Employment and jobs in Manchester
Greater Manchester’s unemployment rate is 7.5%, higher than the national average of 6.2% and the 7.1% figure for the northwest of England. Of the 3,194,000 people in employment in the region, 431,000 (13.5%) are self-employed, 843,000 (26.4%) are in part-time employment and 168,000 (5.3%) are in temporary jobs. Just over 114,000 people have a second job. Of the people in temporary employment, 36% say they want a permanent job and of those who are employed part-time, that figure is 19.1%.
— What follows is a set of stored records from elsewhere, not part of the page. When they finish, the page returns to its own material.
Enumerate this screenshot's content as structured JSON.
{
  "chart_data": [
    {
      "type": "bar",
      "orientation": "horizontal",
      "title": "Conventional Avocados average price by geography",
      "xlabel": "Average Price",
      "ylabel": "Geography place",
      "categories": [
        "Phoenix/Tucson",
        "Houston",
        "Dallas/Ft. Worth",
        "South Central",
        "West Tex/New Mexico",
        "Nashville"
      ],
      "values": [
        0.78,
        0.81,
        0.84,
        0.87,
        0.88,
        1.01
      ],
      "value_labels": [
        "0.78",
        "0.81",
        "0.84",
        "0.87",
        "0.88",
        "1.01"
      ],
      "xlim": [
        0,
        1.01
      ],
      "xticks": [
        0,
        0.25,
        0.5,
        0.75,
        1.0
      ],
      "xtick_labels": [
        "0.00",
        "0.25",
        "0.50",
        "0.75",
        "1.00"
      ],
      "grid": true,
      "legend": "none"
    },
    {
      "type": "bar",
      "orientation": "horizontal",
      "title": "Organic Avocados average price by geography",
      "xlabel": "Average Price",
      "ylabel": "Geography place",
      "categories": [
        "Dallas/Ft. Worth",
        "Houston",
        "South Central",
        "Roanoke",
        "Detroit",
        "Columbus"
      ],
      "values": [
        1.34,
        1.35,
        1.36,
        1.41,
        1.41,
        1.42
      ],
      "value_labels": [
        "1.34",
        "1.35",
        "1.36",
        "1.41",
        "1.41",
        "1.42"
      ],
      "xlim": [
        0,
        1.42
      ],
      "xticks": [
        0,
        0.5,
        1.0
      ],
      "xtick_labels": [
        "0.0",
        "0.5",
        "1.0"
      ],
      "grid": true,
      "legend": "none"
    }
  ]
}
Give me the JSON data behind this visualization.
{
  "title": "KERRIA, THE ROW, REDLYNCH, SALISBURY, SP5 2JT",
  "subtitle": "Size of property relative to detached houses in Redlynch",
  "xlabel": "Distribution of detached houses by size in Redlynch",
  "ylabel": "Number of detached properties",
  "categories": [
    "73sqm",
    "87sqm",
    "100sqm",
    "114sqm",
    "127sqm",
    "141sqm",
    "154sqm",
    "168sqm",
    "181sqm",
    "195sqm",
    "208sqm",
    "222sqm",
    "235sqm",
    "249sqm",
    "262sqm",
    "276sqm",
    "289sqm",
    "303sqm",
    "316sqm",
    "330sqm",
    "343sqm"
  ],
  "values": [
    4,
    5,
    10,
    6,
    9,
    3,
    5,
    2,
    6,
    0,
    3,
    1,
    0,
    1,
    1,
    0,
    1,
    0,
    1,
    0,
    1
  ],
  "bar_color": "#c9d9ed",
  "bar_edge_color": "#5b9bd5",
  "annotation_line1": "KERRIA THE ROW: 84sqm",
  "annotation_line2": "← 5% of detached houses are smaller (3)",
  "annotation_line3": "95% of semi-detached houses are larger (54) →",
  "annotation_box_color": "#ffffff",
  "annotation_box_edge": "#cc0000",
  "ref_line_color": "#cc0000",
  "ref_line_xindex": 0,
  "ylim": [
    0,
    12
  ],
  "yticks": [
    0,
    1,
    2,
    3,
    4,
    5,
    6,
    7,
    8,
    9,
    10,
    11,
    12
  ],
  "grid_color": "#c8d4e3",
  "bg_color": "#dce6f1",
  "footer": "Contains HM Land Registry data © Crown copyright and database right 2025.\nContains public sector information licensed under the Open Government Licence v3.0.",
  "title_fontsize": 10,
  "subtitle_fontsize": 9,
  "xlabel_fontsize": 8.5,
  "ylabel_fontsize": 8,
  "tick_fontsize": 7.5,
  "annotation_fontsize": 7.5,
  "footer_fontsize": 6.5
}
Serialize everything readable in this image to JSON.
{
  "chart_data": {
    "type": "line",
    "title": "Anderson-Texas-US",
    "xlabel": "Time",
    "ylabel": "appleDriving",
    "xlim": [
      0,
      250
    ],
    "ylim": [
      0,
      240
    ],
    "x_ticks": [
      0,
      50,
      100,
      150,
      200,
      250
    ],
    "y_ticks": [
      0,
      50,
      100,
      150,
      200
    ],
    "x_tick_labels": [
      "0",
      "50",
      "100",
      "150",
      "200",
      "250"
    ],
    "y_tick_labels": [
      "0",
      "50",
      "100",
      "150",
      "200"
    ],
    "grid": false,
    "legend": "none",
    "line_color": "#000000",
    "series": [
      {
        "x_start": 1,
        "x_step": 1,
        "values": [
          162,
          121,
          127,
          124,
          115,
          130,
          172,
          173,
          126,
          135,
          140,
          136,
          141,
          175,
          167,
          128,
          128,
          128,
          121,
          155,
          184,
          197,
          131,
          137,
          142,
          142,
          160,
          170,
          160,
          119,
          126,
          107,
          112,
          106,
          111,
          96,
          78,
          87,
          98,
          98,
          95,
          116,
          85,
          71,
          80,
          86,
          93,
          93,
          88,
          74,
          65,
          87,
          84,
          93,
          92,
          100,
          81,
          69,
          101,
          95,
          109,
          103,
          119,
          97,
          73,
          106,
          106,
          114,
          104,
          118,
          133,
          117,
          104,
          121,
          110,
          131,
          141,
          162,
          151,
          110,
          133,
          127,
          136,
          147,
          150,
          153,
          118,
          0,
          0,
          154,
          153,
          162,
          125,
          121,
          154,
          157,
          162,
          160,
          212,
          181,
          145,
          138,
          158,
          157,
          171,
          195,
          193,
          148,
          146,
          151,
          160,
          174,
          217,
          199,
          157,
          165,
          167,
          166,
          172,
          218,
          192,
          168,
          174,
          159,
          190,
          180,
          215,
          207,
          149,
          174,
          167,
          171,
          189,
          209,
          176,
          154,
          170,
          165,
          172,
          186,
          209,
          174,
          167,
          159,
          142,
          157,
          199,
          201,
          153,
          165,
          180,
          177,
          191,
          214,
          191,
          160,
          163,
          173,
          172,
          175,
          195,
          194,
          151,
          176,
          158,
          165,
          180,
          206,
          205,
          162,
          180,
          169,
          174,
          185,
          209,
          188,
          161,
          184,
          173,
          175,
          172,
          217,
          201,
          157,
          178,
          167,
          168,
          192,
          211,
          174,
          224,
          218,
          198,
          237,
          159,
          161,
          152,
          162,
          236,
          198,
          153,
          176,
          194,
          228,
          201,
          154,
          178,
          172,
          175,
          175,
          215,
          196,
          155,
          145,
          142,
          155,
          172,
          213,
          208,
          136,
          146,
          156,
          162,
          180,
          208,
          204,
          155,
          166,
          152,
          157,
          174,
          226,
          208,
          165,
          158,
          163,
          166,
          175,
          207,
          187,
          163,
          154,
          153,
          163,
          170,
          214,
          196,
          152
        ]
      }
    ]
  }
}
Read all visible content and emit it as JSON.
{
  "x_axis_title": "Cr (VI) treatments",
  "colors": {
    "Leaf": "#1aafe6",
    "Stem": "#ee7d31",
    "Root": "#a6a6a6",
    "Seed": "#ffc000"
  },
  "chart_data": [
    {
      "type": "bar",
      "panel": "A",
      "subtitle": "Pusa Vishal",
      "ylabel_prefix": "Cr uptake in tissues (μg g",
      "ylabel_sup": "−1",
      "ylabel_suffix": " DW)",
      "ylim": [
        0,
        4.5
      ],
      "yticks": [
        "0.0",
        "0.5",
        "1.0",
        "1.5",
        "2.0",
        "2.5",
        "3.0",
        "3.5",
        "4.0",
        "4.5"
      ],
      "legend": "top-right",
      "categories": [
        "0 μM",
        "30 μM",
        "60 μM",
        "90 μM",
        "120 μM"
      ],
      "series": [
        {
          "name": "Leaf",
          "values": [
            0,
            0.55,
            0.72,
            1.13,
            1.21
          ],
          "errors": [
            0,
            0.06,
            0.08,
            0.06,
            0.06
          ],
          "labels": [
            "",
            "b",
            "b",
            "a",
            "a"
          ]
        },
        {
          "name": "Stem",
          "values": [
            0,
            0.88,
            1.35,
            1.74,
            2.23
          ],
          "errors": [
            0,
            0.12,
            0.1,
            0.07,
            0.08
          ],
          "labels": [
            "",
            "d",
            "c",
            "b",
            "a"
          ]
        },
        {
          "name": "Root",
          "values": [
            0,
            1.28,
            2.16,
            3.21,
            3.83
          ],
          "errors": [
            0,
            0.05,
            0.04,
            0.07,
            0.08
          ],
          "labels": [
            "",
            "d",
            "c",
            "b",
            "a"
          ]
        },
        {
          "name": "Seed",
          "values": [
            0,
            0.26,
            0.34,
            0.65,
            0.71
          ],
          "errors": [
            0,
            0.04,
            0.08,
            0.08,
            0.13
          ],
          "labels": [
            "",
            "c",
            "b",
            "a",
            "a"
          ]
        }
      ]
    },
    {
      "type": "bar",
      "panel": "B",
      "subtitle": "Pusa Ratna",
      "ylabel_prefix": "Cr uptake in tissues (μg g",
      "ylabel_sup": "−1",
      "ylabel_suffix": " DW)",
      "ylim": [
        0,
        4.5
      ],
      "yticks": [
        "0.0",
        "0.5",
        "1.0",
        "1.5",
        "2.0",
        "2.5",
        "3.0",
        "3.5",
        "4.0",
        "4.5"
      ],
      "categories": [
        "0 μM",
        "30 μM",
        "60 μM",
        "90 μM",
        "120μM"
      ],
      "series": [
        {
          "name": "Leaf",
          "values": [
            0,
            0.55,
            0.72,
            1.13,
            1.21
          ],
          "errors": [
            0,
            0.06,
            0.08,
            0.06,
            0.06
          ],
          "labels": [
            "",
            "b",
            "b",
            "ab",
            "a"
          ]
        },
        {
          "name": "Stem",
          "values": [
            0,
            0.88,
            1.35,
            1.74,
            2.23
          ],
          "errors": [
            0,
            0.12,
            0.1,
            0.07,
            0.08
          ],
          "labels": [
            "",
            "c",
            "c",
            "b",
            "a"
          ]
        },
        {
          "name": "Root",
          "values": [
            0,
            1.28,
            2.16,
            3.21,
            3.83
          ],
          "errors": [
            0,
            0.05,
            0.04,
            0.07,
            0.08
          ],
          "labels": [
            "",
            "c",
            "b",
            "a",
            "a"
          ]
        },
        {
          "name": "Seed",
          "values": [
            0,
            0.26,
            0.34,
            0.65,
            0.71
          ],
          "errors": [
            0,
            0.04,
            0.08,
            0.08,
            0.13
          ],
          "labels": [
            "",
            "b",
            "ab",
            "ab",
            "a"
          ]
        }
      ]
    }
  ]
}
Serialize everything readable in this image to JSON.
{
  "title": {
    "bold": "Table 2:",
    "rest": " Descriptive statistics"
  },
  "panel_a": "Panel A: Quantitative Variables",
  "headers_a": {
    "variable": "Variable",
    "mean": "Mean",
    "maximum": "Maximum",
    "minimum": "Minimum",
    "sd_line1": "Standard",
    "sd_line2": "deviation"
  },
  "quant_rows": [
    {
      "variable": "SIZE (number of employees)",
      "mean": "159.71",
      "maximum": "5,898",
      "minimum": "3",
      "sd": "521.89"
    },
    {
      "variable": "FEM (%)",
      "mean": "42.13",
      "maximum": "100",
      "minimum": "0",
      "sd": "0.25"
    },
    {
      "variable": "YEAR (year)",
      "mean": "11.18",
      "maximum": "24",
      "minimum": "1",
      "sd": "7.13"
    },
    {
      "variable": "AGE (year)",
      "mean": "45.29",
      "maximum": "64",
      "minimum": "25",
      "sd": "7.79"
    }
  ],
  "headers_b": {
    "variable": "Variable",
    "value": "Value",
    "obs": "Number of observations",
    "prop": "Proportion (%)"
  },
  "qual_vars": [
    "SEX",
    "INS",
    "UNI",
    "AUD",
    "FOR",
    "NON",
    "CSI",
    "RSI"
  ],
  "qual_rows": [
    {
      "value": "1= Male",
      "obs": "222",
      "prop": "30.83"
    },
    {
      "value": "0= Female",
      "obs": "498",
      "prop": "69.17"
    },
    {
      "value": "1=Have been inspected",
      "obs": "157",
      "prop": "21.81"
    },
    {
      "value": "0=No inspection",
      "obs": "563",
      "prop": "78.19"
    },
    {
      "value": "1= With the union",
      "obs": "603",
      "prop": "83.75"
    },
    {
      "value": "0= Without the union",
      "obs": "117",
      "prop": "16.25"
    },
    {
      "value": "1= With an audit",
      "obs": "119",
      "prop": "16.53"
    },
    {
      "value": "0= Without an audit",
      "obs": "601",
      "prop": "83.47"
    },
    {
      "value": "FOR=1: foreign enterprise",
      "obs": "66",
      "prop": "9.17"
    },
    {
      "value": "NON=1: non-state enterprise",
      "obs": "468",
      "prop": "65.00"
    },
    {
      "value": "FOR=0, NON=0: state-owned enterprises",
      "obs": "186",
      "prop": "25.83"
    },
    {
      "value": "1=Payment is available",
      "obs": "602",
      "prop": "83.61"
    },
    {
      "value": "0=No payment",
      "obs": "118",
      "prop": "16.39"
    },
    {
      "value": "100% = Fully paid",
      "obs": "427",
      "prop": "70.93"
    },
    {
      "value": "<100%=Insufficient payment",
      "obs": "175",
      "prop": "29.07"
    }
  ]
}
As well as an excellent road, rail and tram network, the Greater Manchester region benefits from its airport. Just half an hour’s drive from the city centre, Manchester Airport, which opened in 1938, is the country’s largest airport outside London. It generates more than £1 billion for the area’s economy. Greater Manchester will also benefit from the creation of the proposed HS2 rail link to London, aimed at cutting travel times to the capital to just over an hour by 2032.
Between June 2014 and June 2015, the average sale price for a detached house in Manchester grew by 3.1 percent from £199,553 to £205,775. The average price for a detached house in London rose from £778,170 to £849,653 in just one year – nearly four times higher than in Manchester. The average house price in the UK is £195,055.